Viele Verletzte bei Abifeier

Von Thomas Waetke 27. März 2011

Eine Abitursfeier in Bad Homburg (Hessen) ist eskaliert, mehrere Jugendliche hatten in alkoholisierten Zustand randaliert. 40 Jugendliche mussten wegen Alkoholkonsum im Übermaß ärtzlich betreut werden.

Unter den stark alkoholisierten Jugendlichen waren auch einige Minderjährige. Mehrere Polizeistreifen waren im Einsatz, ca. 500 Gäste besuchten die Abifeier.

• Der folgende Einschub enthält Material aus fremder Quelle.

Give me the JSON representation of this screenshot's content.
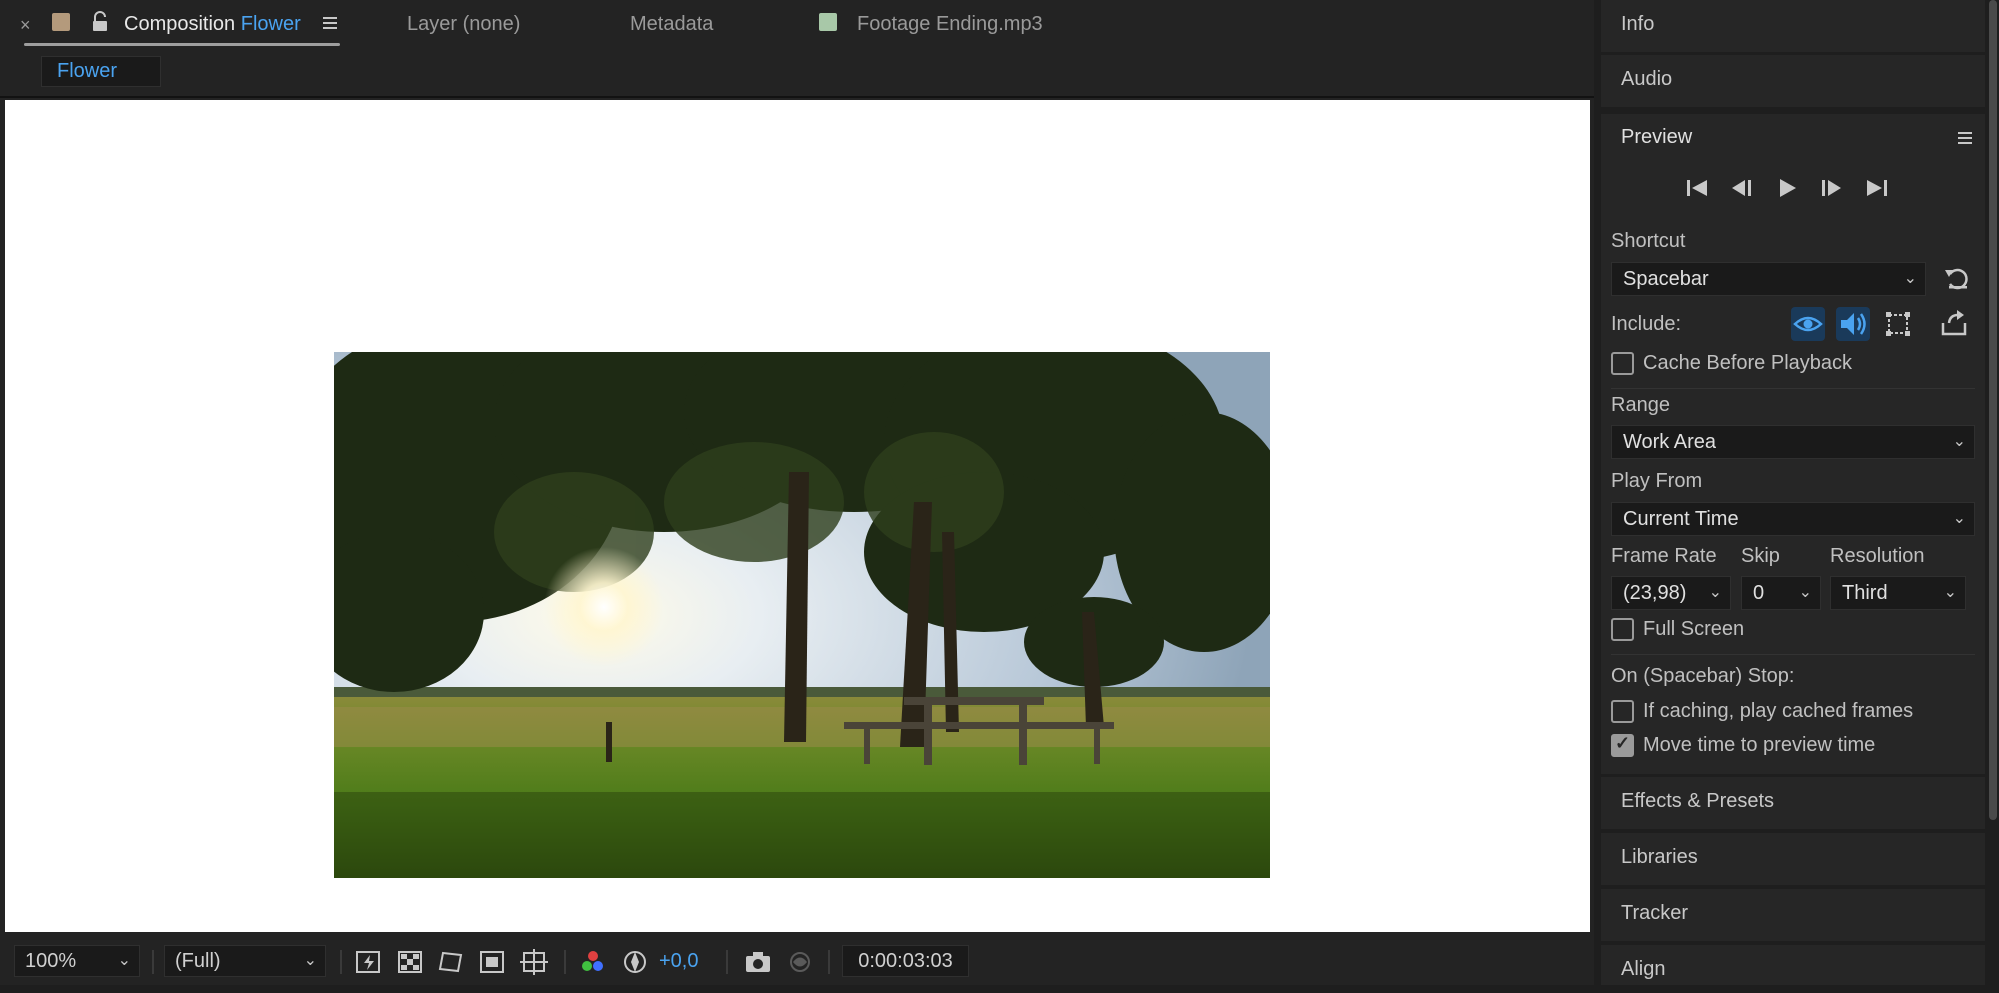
{
  "tabs": {
    "close_glyph": "×",
    "composition_prefix": "Composition",
    "composition_name": "Flower",
    "layer": "Layer (none)",
    "metadata": "Metadata",
    "footage": "Footage Ending.mp3"
  },
  "breadcrumb": "Flower",
  "viewer_toolbar": {
    "zoom": "100%",
    "resolution": "(Full)",
    "exposure": "+0,0",
    "timecode": "0:00:03:03"
  },
  "panels": {
    "info": "Info",
    "audio": "Audio",
    "preview": "Preview",
    "effects": "Effects & Presets",
    "libraries": "Libraries",
    "tracker": "Tracker",
    "align": "Align"
  },
  "preview": {
    "shortcut_label": "Shortcut",
    "shortcut_value": "Spacebar",
    "include_label": "Include:",
    "cache_before_playback": {
      "label": "Cache Before Playback",
      "checked": false
    },
    "range_label": "Range",
    "range_value": "Work Area",
    "play_from_label": "Play From",
    "play_from_value": "Current Time",
    "frame_rate_label": "Frame Rate",
    "frame_rate_value": "(23,98)",
    "skip_label": "Skip",
    "skip_value": "0",
    "resolution_label": "Resolution",
    "resolution_value": "Third",
    "full_screen": {
      "label": "Full Screen",
      "checked": false
    },
    "on_stop_label": "On (Spacebar) Stop:",
    "if_caching": {
      "label": "If caching, play cached frames",
      "checked": false
    },
    "move_time": {
      "label": "Move time to preview time",
      "checked": true
    }
  },
  "colors": {
    "accent": "#4aa3f0",
    "comp_swatch": "#b49a7c",
    "footage_swatch": "#a8c8a8"
  }
}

Anmerkung von Rechtsanwalt Thomas Waetke:

Eskalationen durch Alkohol sind ein unschönes Problem für eine Vielzahl von Veranstaltungen. Nicht selten legen es die Veranstalter aber auch darauf an, da sie am Alkoholverkauf gut verdienen und daher nicht immer Rücksicht darauf nehmen, ob der Besucher nicht vielleicht schon genug intus hat.

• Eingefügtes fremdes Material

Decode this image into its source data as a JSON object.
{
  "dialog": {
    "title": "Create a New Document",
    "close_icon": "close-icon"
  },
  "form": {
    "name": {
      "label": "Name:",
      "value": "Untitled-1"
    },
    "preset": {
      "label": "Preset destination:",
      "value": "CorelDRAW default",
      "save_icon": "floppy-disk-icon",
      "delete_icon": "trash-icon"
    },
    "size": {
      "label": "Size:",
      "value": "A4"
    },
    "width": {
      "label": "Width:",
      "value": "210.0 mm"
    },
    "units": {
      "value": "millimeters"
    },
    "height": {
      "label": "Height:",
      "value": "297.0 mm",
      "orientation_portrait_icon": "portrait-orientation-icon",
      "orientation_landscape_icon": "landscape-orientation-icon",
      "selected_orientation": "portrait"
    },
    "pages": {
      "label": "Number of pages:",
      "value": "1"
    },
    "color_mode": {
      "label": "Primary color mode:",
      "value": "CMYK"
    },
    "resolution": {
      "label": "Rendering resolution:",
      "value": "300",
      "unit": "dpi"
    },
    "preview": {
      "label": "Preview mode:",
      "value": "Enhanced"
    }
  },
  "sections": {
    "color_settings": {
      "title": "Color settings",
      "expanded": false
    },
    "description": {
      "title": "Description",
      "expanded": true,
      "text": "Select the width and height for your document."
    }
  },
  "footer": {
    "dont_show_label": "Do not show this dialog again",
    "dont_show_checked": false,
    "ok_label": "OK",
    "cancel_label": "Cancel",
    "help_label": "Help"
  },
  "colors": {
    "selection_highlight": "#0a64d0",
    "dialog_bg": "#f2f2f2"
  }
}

Wer Jugendliche auf öffentlichen Veranstaltungen einlässt, muss das Jugendschutzgesetz beachten. Dies gilt sowohl für Gastwirte als auch für Veranstalter. Die jugendschutzrechtlichen Bestimmungen zum Alkohol finden sich in § 9 JSchG:

  • Branntwein, branntweinhaltige Getränke oder Lebensmittel, die Branntwein in nicht nur geringfügiger Menge enthalten, dürfen in Gaststätten, Verkaufsstellen oder sonst in der Öffentlichkeit an Unter-18-Jährige weder abgegeben noch darf ihnen der Verzehr gestattet werden.
  • Andere alkoholische Getränke dürfen an Kinder und Jugendliche unter 16 Jahren ebenfalls weder abgegeben noch darf ihnen der Verzehr gestattet werden, soweit nicht der Jugendliche von einer personensorgeberechtigten Person begleitet wird. […]

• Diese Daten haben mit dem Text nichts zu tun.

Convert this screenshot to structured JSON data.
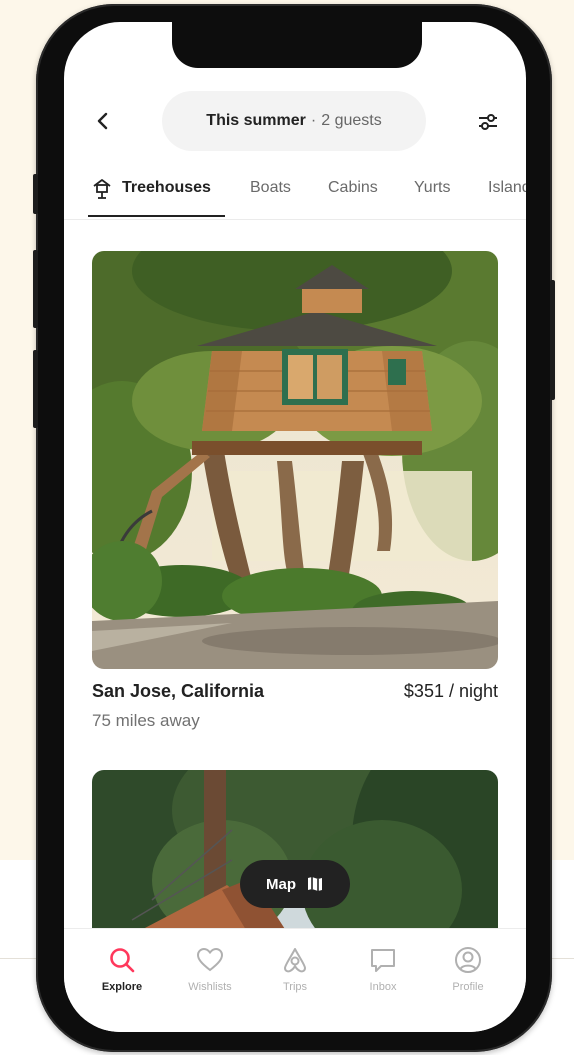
{
  "header": {
    "when": "This summer",
    "separator": "·",
    "guests": "2 guests",
    "back_icon": "chevron-left-icon",
    "filter_icon": "sliders-icon"
  },
  "categories": {
    "active_icon": "treehouse-icon",
    "items": [
      "Treehouses",
      "Boats",
      "Cabins",
      "Yurts",
      "Islands"
    ]
  },
  "listing": {
    "location": "San Jose, California",
    "price": "$351 / night",
    "distance": "75 miles away"
  },
  "map_button": {
    "label": "Map",
    "icon": "map-icon"
  },
  "tabbar": {
    "items": [
      {
        "label": "Explore",
        "icon": "search-icon"
      },
      {
        "label": "Wishlists",
        "icon": "heart-icon"
      },
      {
        "label": "Trips",
        "icon": "airbnb-logo-icon"
      },
      {
        "label": "Inbox",
        "icon": "message-icon"
      },
      {
        "label": "Profile",
        "icon": "user-circle-icon"
      }
    ]
  },
  "colors": {
    "brand": "#ff385c",
    "text": "#222222",
    "muted": "#717171",
    "background": "#fdf7ea"
  }
}
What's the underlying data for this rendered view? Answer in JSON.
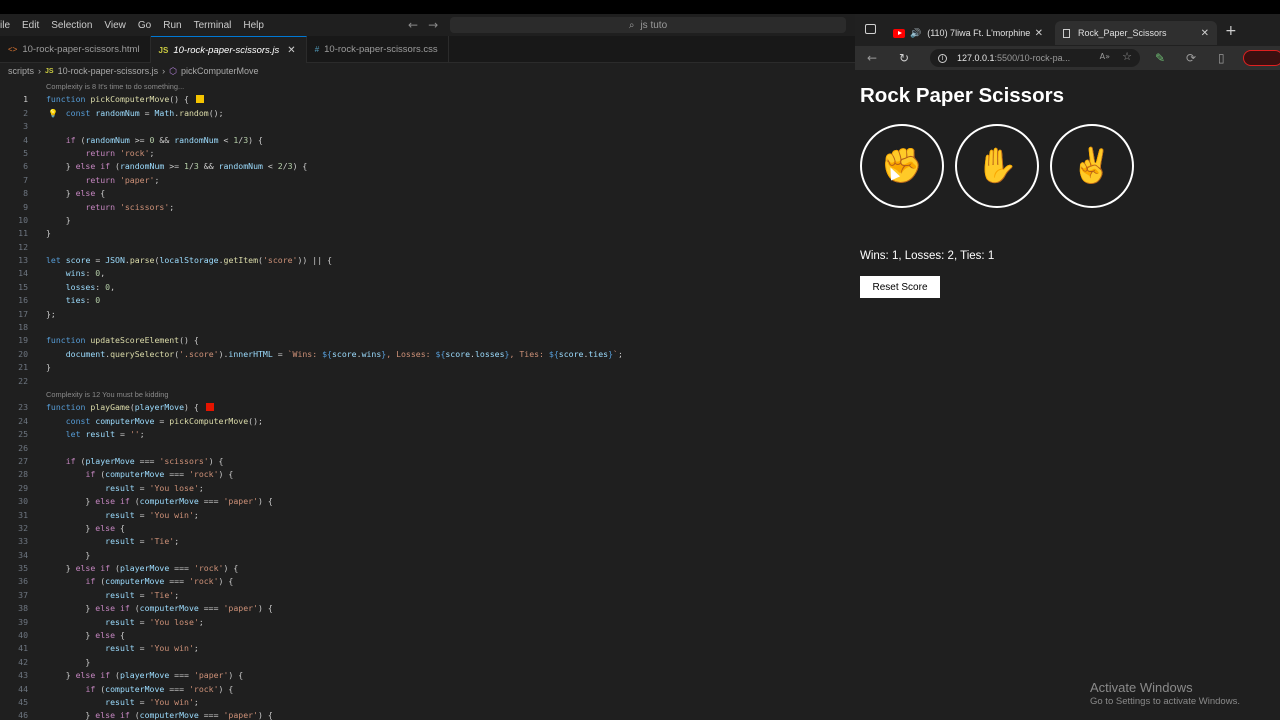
{
  "vscode": {
    "menu": [
      "ile",
      "Edit",
      "Selection",
      "View",
      "Go",
      "Run",
      "Terminal",
      "Help"
    ],
    "search": "js tuto",
    "tabs": [
      {
        "label": "10-rock-paper-scissors.html"
      },
      {
        "label": "10-rock-paper-scissors.js"
      },
      {
        "label": "10-rock-paper-scissors.css"
      }
    ],
    "breadcrumb": [
      "scripts",
      "10-rock-paper-scissors.js",
      "pickComputerMove"
    ],
    "lens": [
      "Complexity is 8 It's time to do something...",
      "Complexity is 12 You must be kidding"
    ]
  },
  "browser": {
    "tabs": [
      {
        "title": "(110) 7liwa Ft. L'morphine"
      },
      {
        "title": "Rock_Paper_Scissors"
      }
    ],
    "url": "127.0.0.1",
    "url_rest": ":5500/10-rock-pa...",
    "colors": {
      "accent": "#ffffff",
      "bg": "#1f1f1f"
    }
  },
  "page": {
    "title": "Rock Paper Scissors",
    "moves": [
      {
        "emoji": "✊",
        "icon": "rock-emoji-icon"
      },
      {
        "emoji": "✋",
        "icon": "paper-emoji-icon"
      },
      {
        "emoji": "✌️",
        "icon": "scissors-emoji-icon"
      }
    ],
    "score_text": "Wins: 1, Losses: 2, Ties: 1",
    "reset_label": "Reset Score"
  },
  "watermark": {
    "line1": "Activate Windows",
    "line2": "Go to Settings to activate Windows."
  }
}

Dort ist aber nur die Abgabe geregelt, und nicht, wie bzw. zu welchem Preis der Alkohol verkauft werden darf. Dies ist eine gaststättenrechtliche Frage.

Wenn die Veranstaltung nicht-öffentlich sein sollte, gilt das Jugendschutzgesetz nicht. Das bedeutet aber nicht, dass der Veranstalter dann machen kann, was er will, da er dann zumindest im Rahmen seiner Verkehrssicherungspflichten dafür Sorge tragen muss, dass Jugendliche oder gar Kinder keinen vermeidbaren Schaden durch Alkohol nehmen.

Im Übrigen kann der Gastwirt sogar seine Gaststättenkonzession verlieren, wenn er den Alkoholmissbrauch fördert: Der Gastwirt muss nämlich “zuverlässig” sein, um eine Konzession zu erhalten und sie behalten zu dürfen. Die Zuverlässigkeit des Gastwirts kann auch in Frage gestellt sein, wenn das Werbekonzept des Gastwirts auf übermäßigen Alkoholkonsum der Gäste ausgelegt ist.

Übrigens: In Baden-Württemberg ist es eine Ordnungswidrigkeit, wenn alkoholische Getränke angeboten oder vermarktet werden, wenn dadurch dem übermäßigen Alkoholkonsum Vorschub geleistet wird (§ 3 GastG-Baden-Württemberg).